Biden’s signature social spending plan—costing $1.75 trillion—moved closer to a final vote on Thursday but House Speaker Nancy Pelosi (D-Calif.) and other lawmakers said Thursday they would only proceed to a final vote on the bill “as soon as” CBO released its final budget estimates for review by House members.
The White House welcomed the CBO’s report Thursday, calling it “good news for Democrats,” despite the worse-than-expected findings, CBS reports.

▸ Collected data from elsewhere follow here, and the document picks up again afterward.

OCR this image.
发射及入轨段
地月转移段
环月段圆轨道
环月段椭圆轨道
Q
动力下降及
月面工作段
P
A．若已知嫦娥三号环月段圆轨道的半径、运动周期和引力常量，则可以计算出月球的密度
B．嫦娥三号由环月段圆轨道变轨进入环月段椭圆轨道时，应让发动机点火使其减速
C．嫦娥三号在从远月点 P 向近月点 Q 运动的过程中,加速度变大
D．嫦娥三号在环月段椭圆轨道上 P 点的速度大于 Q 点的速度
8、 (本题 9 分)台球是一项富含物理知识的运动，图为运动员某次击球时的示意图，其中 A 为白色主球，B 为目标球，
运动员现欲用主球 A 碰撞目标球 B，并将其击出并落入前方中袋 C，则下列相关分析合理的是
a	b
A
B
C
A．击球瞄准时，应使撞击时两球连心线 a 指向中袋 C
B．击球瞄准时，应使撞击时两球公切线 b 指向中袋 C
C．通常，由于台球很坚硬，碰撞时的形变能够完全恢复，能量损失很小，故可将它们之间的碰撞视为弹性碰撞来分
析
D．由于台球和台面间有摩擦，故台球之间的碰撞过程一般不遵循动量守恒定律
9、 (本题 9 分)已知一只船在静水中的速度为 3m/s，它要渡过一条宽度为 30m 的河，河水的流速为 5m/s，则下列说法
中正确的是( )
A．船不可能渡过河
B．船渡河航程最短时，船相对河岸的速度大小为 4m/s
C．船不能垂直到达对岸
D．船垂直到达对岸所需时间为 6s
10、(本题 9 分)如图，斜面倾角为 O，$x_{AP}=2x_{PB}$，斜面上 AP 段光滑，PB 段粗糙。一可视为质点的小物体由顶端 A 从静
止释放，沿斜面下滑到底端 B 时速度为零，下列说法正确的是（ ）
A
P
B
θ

Treasury Secretary Janet Yellen also welcomed the CBO’s analysis, noting that, “the combination of CBO’s scores over the last week, the Joint Committee on Taxation estimates, and Treasury analysis, make it clear that Build Back Better is fully paid for, and in fact will reduce our nation’s debt over time by generating more than $2 trillion through reforms that ask the wealthiest Americans and large corporations to pay their fair share.”
“A particularly salient aspect of the revenue raised by the legislation is a historic investment in the IRS to crack down on high-earners who avoid paying the taxes that they owe, which Treasury estimates would generate at least $400 billion in additional revenue,” the Treasury Secretary said in a statement published Thursday.
Meanwhile, the Joint Committee on Taxation earlier this month estimated the bill would raise about $1.5 trillion in revenue although its analysis did not include how much tax enforcement provisions would generate.